# Welche Distribution??



## DarkViruz (27. Juni 2003)

hi,
ich bin ein linux-newbie
benutze zur zeit xp home
könnt ihr mir sagen welche distribution sich neben xp am besten  eignen würde????


----------



## Dario Linsky (27. Juni 2003)

Zum Einsteigen Redhat oder SuSE - wobei ich eher zu Redhat raten würde, weil das ohne YaST läuft.


----------



## DarkViruz (27. Juni 2003)

kann bei redhat und suse auch mit aol ins www gehen??
warum ist yast nicht gut??


----------



## Neuk (27. Juni 2003)

Ich sprech mal aus eigner Erfahrung:
Bei SuSE sind alle Einstellungen vom System über Yast zu machen, da das System anscheinend seine eigenen Configs nutzt.

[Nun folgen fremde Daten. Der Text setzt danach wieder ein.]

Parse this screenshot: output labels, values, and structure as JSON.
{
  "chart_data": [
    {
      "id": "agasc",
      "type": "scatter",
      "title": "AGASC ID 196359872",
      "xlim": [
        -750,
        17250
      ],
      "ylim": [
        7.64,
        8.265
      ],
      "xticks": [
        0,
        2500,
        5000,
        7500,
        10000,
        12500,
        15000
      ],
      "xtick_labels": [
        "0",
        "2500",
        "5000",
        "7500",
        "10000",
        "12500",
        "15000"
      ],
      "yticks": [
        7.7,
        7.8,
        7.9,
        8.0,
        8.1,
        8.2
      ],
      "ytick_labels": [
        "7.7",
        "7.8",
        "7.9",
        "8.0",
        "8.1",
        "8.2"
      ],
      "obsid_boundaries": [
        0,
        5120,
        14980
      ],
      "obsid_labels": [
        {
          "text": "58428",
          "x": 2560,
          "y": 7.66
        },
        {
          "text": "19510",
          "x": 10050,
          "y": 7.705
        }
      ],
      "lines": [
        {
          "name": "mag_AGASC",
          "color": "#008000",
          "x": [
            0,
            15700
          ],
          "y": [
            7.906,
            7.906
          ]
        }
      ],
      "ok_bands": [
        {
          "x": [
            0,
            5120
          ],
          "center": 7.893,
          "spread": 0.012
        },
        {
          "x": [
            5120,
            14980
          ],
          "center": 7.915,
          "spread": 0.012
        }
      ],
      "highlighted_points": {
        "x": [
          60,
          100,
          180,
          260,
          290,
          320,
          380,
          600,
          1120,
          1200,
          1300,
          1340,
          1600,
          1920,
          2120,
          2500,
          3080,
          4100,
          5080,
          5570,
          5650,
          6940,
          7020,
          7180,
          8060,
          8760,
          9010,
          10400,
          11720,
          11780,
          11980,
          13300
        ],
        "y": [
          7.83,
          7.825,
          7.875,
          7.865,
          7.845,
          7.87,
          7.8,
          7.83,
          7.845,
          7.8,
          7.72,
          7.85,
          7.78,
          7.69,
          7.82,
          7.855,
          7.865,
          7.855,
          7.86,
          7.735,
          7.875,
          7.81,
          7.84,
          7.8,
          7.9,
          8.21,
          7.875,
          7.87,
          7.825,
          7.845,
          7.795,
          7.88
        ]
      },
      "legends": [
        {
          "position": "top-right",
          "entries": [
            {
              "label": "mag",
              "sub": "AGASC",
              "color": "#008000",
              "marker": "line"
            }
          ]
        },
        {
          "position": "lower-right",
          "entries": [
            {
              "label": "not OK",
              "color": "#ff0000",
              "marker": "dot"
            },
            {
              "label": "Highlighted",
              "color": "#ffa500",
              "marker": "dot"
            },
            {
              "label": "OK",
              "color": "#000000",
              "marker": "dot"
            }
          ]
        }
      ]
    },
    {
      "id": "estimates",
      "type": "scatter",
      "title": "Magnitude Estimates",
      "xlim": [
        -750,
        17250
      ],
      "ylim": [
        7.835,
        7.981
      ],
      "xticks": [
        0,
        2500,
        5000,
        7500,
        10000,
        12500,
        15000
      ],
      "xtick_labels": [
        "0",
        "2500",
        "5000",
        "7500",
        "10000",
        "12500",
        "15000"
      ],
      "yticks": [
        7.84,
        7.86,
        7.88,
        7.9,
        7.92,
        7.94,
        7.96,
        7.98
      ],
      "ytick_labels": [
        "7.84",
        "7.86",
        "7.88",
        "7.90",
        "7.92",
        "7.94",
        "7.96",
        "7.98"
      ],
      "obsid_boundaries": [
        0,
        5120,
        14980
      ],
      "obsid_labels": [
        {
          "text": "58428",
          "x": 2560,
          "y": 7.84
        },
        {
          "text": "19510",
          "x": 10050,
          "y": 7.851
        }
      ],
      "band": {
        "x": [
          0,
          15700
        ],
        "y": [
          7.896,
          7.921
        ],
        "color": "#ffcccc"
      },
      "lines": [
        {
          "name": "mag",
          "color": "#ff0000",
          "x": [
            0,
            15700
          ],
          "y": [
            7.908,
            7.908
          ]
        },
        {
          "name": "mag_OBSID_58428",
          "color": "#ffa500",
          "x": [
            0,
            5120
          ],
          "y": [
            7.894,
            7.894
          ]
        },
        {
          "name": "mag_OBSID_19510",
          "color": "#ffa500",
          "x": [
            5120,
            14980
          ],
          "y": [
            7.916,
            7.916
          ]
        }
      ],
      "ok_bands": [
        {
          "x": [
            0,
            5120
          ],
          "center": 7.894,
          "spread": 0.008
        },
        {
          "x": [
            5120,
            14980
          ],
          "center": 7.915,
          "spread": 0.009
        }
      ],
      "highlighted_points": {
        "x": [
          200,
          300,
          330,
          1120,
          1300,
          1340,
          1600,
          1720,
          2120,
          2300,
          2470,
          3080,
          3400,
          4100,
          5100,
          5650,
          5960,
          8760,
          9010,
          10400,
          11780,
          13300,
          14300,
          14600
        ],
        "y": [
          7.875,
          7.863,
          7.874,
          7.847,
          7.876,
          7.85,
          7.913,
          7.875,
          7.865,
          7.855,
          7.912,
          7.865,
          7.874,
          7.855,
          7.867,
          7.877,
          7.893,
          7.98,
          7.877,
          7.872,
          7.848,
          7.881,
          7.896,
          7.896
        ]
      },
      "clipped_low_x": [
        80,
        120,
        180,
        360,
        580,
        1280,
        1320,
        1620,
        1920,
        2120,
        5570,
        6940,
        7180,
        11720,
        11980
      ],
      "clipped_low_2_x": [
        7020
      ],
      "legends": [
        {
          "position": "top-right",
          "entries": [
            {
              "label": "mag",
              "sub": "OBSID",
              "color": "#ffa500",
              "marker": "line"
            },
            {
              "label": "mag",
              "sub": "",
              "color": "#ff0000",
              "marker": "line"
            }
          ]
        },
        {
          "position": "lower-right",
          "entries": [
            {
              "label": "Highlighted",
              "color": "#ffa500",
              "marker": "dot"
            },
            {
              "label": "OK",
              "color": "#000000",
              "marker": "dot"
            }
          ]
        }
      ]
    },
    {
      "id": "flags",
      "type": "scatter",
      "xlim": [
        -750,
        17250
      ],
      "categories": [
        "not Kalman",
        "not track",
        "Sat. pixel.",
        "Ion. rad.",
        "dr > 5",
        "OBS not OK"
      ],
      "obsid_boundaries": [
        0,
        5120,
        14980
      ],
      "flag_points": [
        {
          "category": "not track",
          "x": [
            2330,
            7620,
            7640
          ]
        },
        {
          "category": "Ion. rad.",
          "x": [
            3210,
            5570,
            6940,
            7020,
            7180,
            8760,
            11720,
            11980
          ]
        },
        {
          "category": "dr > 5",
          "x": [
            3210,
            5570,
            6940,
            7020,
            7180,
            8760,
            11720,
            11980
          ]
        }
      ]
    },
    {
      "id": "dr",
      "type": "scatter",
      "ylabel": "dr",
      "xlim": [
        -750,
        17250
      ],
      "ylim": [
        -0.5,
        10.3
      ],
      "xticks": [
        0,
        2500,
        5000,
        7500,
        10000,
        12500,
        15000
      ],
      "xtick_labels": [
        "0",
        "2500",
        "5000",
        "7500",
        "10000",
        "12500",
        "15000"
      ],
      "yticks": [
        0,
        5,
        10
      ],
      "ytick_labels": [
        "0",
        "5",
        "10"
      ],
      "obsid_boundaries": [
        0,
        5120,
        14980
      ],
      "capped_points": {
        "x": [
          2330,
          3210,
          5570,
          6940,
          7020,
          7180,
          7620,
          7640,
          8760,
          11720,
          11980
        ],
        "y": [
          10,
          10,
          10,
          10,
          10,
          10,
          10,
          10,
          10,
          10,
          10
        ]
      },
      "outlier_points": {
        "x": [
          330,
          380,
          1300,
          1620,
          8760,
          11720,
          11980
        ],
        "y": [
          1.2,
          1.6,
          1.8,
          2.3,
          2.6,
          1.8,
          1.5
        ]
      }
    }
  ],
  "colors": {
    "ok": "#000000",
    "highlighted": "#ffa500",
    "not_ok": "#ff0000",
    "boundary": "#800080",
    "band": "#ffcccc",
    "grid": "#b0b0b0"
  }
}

Ich würde dir zu RedHat raten, zum Einsteigen genau richtig, da unkompliziert, aber man kann auch alles noch per Hand einstellen.


----------



## Dario Linsky (27. Juni 2003)

YaST gibt es nur für SuSE. Das bedeutet, dass jemand der sein System immer nur mit YaST eingerichtet hat, irgendwann Schwierigkeiten bekommen kann, wenn er auf eine anderen Distribution umsteigen will.


----------



## Sway (27. Juni 2003)

Also ich hab RedHat und Mandrake und bin mit beiden zufrieden. Suse8.2 hab ich getestet und fand es auf den ersten Blick gut, bin aber als es um einstellungen geht fast verzweifelt.

Das mit dem AOL Client würde ich zur not bei http://www.linuxforen.de nachschaun. Wenn es einen AOL Client für Linux gibt, dann wird der überall laufen, also egal ob Suse, Redhat, Mandrake, ...


----------